A chemical compound that reduces oil to droplets so that bacteria can eat it may be part of the solution to Gulf of Mexico oil spill.
“It’s a dispersant that breaks down the oil into small enough particles that the oil becomes a nutrient for the naturally occurring bacteria,” Nalco CEO J. Erik Fyrwald told CNBC Monday.
The company’s product has been tested at the oil leak's well head on the ocean floor and is now being used on the surface, both to positive effect. The federal government and BP are buying the product from Nalco.
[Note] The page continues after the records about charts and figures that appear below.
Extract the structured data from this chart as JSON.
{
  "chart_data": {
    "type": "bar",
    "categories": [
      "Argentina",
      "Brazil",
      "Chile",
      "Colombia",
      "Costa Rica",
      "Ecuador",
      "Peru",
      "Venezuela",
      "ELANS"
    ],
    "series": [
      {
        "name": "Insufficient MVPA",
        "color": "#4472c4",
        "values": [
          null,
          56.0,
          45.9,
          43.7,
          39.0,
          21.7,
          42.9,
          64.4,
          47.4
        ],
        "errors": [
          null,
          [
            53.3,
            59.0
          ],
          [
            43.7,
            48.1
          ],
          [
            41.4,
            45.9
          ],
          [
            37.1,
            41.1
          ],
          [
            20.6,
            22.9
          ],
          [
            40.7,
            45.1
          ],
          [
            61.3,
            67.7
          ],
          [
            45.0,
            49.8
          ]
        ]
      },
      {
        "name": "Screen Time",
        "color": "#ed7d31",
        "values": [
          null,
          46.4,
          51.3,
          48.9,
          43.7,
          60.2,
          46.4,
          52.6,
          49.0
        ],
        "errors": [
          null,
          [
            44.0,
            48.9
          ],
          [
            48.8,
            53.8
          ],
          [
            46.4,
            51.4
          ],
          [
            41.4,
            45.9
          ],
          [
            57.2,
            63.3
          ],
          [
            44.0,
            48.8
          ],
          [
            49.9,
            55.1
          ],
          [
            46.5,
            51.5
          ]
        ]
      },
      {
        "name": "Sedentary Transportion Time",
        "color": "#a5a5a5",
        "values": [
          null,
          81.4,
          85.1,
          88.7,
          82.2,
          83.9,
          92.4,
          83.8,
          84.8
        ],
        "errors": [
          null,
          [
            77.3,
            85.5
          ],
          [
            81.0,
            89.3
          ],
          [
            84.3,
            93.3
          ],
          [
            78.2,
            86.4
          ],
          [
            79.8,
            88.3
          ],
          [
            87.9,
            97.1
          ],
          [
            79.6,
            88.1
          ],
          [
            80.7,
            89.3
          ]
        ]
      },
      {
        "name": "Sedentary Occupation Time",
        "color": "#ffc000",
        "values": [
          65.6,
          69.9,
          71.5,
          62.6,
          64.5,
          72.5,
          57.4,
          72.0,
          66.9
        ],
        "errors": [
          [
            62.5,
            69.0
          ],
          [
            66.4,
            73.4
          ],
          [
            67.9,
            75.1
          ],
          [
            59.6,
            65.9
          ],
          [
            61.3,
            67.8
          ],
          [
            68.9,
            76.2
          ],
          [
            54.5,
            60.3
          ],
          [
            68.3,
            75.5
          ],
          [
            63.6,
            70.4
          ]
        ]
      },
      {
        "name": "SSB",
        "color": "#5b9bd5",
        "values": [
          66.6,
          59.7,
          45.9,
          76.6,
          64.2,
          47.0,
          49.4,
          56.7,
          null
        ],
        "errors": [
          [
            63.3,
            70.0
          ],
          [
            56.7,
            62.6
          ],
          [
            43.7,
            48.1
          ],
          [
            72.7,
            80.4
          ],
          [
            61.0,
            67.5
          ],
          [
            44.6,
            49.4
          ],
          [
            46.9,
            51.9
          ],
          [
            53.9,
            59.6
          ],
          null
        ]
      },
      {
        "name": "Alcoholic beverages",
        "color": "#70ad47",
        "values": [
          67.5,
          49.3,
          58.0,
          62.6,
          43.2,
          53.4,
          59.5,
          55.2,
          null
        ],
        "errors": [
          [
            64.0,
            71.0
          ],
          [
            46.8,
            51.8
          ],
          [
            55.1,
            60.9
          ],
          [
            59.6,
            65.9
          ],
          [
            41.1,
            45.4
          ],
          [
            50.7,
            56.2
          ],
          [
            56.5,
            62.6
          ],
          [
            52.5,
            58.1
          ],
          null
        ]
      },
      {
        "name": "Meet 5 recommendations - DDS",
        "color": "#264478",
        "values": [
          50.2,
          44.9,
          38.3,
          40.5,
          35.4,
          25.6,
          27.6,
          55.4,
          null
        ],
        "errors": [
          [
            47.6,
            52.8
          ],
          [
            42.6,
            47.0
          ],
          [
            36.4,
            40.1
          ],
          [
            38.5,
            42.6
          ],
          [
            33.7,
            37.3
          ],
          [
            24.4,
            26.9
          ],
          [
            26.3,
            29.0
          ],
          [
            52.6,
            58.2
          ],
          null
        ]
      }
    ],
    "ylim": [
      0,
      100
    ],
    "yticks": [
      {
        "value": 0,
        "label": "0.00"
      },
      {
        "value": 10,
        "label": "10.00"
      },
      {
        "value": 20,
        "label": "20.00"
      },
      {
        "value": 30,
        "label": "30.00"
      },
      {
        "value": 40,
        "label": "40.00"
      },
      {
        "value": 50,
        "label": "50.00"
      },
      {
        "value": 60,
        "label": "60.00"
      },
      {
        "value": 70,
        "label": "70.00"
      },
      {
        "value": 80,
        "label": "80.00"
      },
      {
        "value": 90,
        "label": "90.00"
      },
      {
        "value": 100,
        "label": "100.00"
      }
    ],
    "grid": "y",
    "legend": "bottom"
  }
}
Fyrwald said his Chicago-based company, which provides water treatment services, chemicals and equipment programs for industrial and institutional applications, has sold its entire inventory of the product and is ramping up production to make more of the compound, using proprietary chemicals from Nalco’s suppliers.
As a result, Nalco’s stock price has climbed; BP’s has tumbled.
The compound can be applied a number of ways, including from boats and from crop-duster equipment using aerial sprays.
Analysts are estimating that the oil spill could cost $14 billion, according to Reuters. Since the explosion that caused it almost two weeks ago on the Deepwater Horizon rig, a scenario has emerged with hundreds of thousands of gallons of crude oil pouring unchecked into the Gulf and traveling northward to the coast.
Observers also say that in a worst-case scenario, the oil spill could spread down to the Florida Keys and up the East Coast.